In a nutshell, if you compare India and emerging economies, the former is more sustainable as compared to the carbon footprint created by developed nations. Our consumption of energy for lighting & A/C is much less. They consume more lighting as spaces are much bigger but they are bringing in mandate to cut down energy consumption. In India, many of the places are still developing. So, if you go to a Tier 3 retailer to create an eco-friendly store, it’s not his priority. The first thing is to create a landmark in the city with his store and be profitable, so store being sustainable & eco-friendly is not a top priority.
So, when it comes to the global scenario, there is a mandate & pressure of consciousness among all citizens to be sustainable. In India, being eco-friendly & stainable is superficial, a tag that differentiates you from the crowd.
In developed countries, brands are encashing this sustainability approach as everyone from millennial to older generations are respecting that effort, and ready to pay a little more. In India, awareness is increasing but the segment is very less. It’s always return on investment, and why should a retailer put in so much for a niche audience. So, it will take time, but more people will respect a brand adopting sustainable practices.
Any tips you can share on what brands/retailers need to look for making it part of their store design?
As architects and designers, it’s imperative that we see ourselves as change-makers, irrespective of a client having a mandate or not, we should put sustainable practices on the table. Identify & give him certain priority areas where sustainable practices can be applied and not just to make a project ‘green’ certified. Educating the clients of the economic, social and market benefits would help them understand our recommendations better.
Creating awareness, even if it's 40-50% sustainable, must clearly communicate the benefits. I’m sure that the client would be open to the idea once they can clearly visualize the benefits.
Minimising water consumption & material wastage, less volatile & harmful substances form heated topics of discussion these days.
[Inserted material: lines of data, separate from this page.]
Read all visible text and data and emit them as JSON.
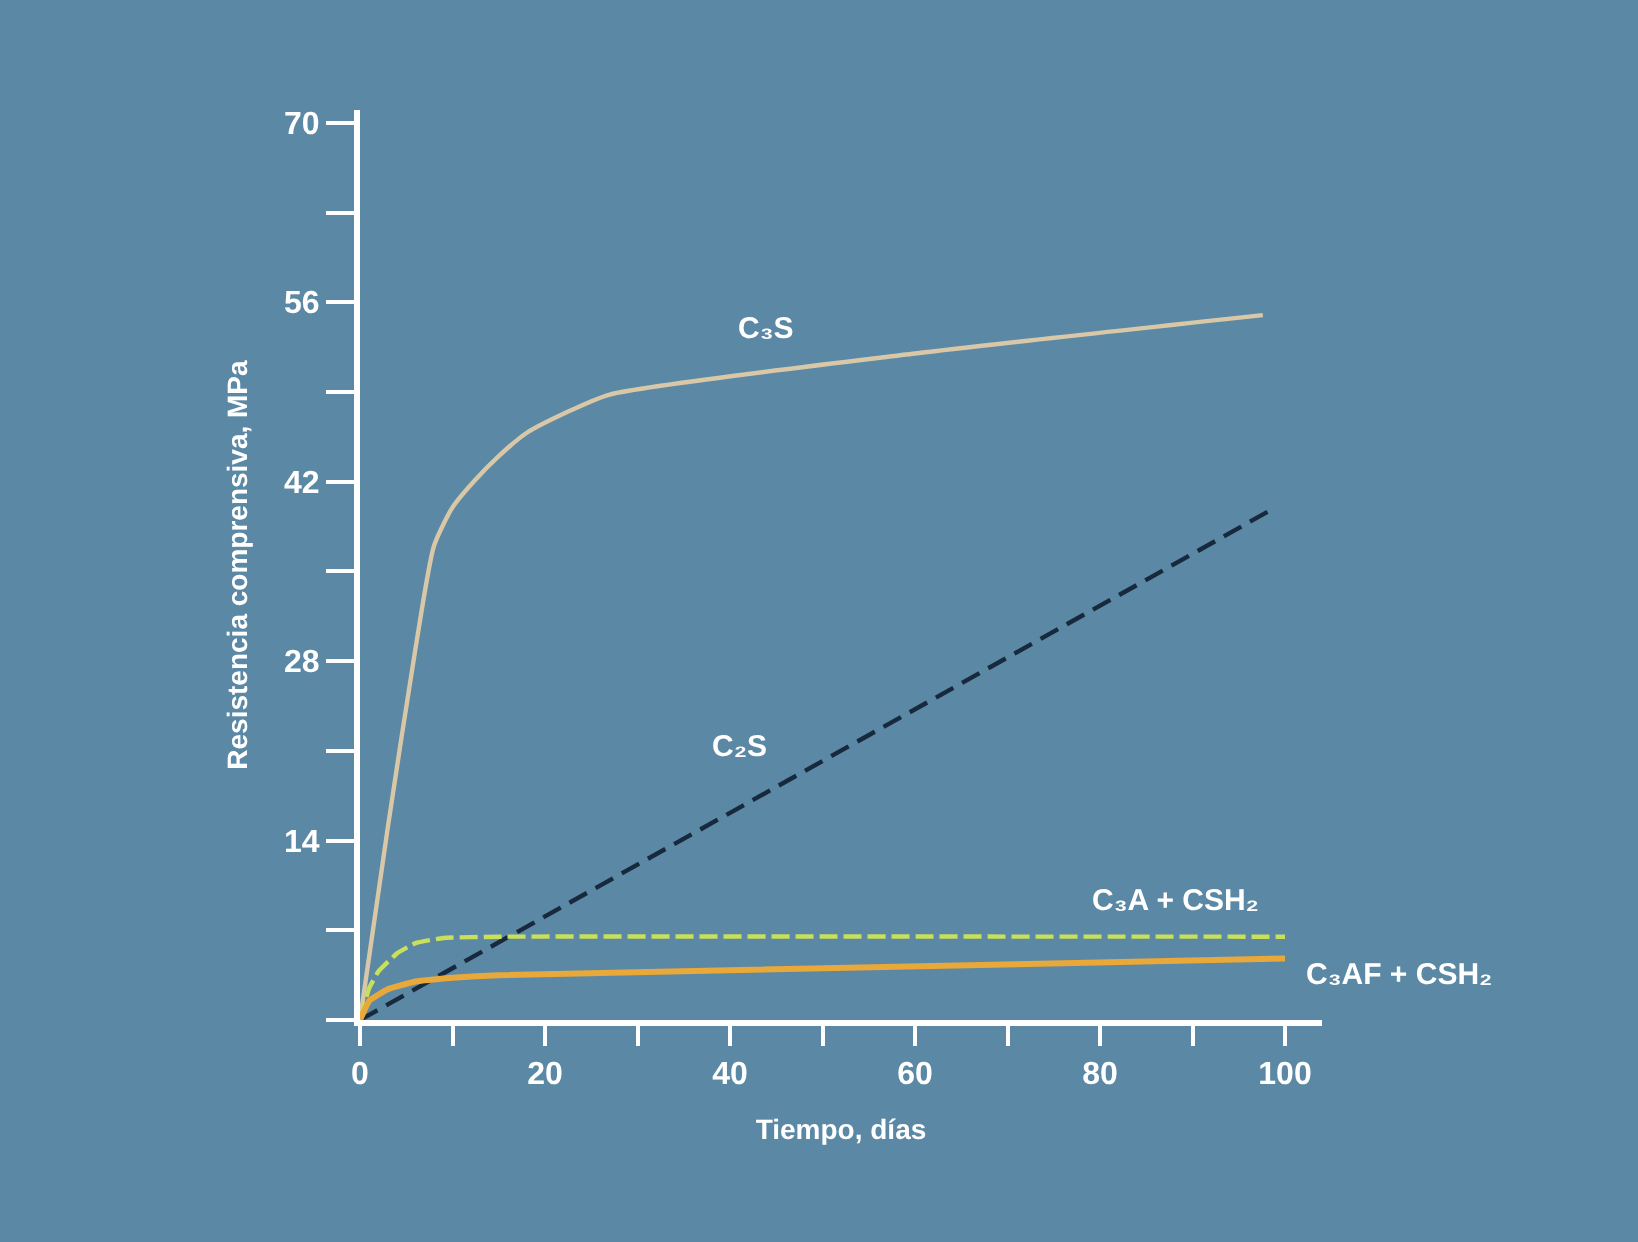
{
  "chart_data": {
    "type": "line",
    "xlabel": "Tiempo, días",
    "ylabel": "Resistencia comprensiva, MPa",
    "xlim": [
      0,
      104
    ],
    "ylim": [
      0,
      71
    ],
    "xticks": [
      0,
      {
        "value": 10,
        "label": null
      },
      20,
      {
        "value": 30,
        "label": null
      },
      40,
      {
        "value": 50,
        "label": null
      },
      60,
      {
        "value": 70,
        "label": null
      },
      80,
      {
        "value": 90,
        "label": null
      },
      100
    ],
    "yticks": [
      {
        "value": 0,
        "label": null
      },
      {
        "value": 7,
        "label": null
      },
      14,
      {
        "value": 21,
        "label": null
      },
      28,
      {
        "value": 35,
        "label": null
      },
      42,
      {
        "value": 49,
        "label": null
      },
      56,
      {
        "value": 63,
        "label": null
      },
      70
    ],
    "grid": false,
    "legend": false,
    "marker": "none",
    "series": [
      {
        "name": "C₃S",
        "color": "#d8c8a8",
        "line_style": "solid",
        "x": [
          0,
          3,
          6,
          8,
          10,
          12.4,
          15,
          18,
          22,
          27,
          60,
          97.6
        ],
        "values": [
          0,
          15,
          29,
          37,
          40,
          42.1,
          44,
          45.8,
          47.3,
          48.8,
          52,
          55
        ]
      },
      {
        "name": "C₂S",
        "color": "#17293d",
        "line_style": "dashed",
        "x": [
          0,
          98.5
        ],
        "values": [
          0,
          39.8
        ]
      },
      {
        "name": "C₃A + CSH₂",
        "color": "#c8e05a",
        "line_style": "dashed",
        "x": [
          0,
          1,
          2,
          4,
          6,
          9,
          15,
          100
        ],
        "values": [
          0,
          2.5,
          3.8,
          5.2,
          6,
          6.4,
          6.5,
          6.5
        ]
      },
      {
        "name": "C₃AF + CSH₂",
        "color": "#e8a83a",
        "line_style": "solid",
        "x": [
          0,
          1,
          3,
          6,
          10,
          15,
          100
        ],
        "values": [
          0,
          1.5,
          2.4,
          3,
          3.3,
          3.5,
          4.8
        ]
      }
    ]
  }
}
It clearly benefits everyone to use resources effectively with least possible environmental impact. A client needs to apply filter and opt for the appropriate methodology. We must create sustained way of designing, ordering materials and composites. It is all available, we need to choose and prioritise. Materials like paint, that come in close contact with customers and staff must be given priority. We must ensure that the store is sustainable in sourcing so that the store is sustainable in sourcing n prevent health hazards. When demands for sustainable materials will increase the cost for the same will stabilize or rationalize over time. Going sustainable doesn't mean a store must look woody or forest-like or just have landscape elements.